US Fetters Strategic Ties

The New Indian Express

16th June 2010

It has become ritualistic for American leaders and officials to declare at the end of every bilateral meeting how important India is for the US. During the just concluded strategic dialogue between the two countries, secretary of state, Hillary Clinton, repeated it. She quoted the US president to state, “India is an indispensable partner to the US.” The statement may please many, but the statement conceals an iniquitous US policy aimed at securing India’s cooperation with little regard for the latter’s interests.

India would do well in not taking delight in the statement, rather as a nation whose partnership is indispensable for shaping the 21st century in a manner that George Bush was inclined to see the relationship. The issue is not one of semantics. The former reflects India’s importance in furthering US interests while the latter would imply cooperation to address global challenges including those that are in India’s interests. It appears that in the glare of US attention, the need to demand that the partnership be built on an equitable foundation, is being lost on India.

Insistence by the US that India prove its worth to become its partner by toeing its line on Iran, by understanding its arms supplies to Pakistan, and not pursue its goal to play a more constructive role in Afghanistan are testimonies to this inequitable partnership. Its policy towards Islamabad has led many commentators to even suspect that the US is once again hyphenating its relations with India and Pakistan.

It began with the attempt of the Obama administration to appoint an interlocutor on the Kashmir issue in the hope that settling the problem would free Pakistan to commit more troops in the fight against al-Qaeda and the Taliban. The US expected India to understand its compulsions without being sensitive about the security implications it could have for India.

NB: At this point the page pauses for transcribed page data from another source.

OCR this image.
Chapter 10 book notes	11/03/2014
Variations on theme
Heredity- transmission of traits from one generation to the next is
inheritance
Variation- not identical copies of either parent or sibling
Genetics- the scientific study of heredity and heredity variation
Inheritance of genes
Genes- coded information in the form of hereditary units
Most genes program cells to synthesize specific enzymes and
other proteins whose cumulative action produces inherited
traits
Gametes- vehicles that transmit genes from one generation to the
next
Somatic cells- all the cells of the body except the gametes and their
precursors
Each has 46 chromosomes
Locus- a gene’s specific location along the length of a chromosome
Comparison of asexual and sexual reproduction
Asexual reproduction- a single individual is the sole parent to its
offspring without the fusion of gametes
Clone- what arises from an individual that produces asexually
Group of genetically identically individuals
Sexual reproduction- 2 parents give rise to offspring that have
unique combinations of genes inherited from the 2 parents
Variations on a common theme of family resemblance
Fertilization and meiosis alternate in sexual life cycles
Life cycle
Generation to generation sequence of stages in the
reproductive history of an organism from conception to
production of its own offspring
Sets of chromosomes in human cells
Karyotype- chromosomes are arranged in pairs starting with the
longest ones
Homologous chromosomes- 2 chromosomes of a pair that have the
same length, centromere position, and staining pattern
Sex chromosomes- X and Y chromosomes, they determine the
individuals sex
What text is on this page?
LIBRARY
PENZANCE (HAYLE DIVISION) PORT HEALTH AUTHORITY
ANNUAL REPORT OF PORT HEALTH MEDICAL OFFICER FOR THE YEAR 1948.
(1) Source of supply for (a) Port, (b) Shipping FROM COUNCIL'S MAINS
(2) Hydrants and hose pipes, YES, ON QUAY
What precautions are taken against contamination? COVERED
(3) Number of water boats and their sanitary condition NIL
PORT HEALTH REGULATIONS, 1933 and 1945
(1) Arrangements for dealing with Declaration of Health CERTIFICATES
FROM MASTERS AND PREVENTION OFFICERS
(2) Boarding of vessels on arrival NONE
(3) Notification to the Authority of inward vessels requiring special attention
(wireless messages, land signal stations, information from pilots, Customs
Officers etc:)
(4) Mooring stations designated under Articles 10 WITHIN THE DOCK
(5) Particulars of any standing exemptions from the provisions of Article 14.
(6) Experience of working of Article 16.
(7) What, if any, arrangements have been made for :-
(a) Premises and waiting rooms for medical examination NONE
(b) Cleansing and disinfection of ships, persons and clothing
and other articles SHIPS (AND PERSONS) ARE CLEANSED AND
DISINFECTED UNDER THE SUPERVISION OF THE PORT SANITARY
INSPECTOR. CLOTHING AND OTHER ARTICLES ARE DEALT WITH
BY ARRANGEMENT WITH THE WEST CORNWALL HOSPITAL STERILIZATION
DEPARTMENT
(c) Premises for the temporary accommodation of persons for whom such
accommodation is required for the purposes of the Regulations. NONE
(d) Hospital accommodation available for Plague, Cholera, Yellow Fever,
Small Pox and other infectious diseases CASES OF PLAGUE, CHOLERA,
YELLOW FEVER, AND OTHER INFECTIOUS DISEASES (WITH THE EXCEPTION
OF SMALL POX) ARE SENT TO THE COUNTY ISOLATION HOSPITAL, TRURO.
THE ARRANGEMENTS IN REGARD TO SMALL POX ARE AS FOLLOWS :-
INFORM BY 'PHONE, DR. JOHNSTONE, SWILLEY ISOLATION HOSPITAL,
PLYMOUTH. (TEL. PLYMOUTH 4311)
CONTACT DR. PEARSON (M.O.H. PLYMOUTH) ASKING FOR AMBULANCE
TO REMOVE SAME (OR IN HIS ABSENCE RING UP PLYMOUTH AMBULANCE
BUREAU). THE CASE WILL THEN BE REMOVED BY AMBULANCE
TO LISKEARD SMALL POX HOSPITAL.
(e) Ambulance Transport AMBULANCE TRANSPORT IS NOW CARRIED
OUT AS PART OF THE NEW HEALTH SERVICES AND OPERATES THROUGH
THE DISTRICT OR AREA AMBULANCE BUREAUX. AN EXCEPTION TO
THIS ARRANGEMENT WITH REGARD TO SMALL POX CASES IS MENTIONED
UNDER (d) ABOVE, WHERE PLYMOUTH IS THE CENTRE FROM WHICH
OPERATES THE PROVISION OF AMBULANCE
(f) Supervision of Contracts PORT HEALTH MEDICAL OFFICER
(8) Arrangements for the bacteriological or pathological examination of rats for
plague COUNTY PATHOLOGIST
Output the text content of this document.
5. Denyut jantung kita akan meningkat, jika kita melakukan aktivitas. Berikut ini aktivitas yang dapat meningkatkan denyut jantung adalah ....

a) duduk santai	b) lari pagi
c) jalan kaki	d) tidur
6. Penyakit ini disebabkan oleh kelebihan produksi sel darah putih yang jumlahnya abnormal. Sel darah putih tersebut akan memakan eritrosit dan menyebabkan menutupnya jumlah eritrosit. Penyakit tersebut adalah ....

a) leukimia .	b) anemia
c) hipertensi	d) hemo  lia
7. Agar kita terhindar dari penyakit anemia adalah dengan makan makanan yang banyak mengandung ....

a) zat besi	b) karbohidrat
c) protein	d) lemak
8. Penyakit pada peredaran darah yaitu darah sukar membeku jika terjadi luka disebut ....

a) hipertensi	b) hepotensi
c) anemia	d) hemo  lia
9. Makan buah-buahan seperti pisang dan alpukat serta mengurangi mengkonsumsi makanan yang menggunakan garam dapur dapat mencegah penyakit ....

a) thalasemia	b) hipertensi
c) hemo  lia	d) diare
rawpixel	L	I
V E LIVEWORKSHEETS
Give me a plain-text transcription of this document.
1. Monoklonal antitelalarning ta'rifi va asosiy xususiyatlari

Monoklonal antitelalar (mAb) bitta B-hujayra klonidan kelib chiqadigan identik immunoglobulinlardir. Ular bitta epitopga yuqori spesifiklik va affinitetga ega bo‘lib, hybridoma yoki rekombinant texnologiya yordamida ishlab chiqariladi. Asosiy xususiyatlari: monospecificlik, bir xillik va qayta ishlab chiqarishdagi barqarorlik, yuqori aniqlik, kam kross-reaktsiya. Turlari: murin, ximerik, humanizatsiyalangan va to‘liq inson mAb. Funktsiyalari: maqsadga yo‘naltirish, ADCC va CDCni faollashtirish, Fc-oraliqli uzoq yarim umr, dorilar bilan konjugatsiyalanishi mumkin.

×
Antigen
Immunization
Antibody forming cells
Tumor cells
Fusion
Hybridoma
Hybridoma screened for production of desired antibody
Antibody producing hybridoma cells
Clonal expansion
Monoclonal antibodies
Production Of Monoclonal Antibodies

The US has also been selective in sharing critical intelligence and less than forthcoming in its cooperation with India in the fight against terror. The US has done little to show that sharing of intelligence has actually benefited India. Intelligence is only selectively shared to protect the US and when it does not embarrass its ally, Pakistan. Some US foreign policy analysts have averred to this dichotomy. Lisa Curtis, senior fellow at Heritage Foundation, whose pro-Pakistani slant is well-known, had testified before the US House Committee on Foreign Affairs on February 26, 2009 that, “Despite general convergence of American and Indian views on the need to contain terrorism, the two countries have failed in the past to work together as closely as they could have to minimise terrorist threats.”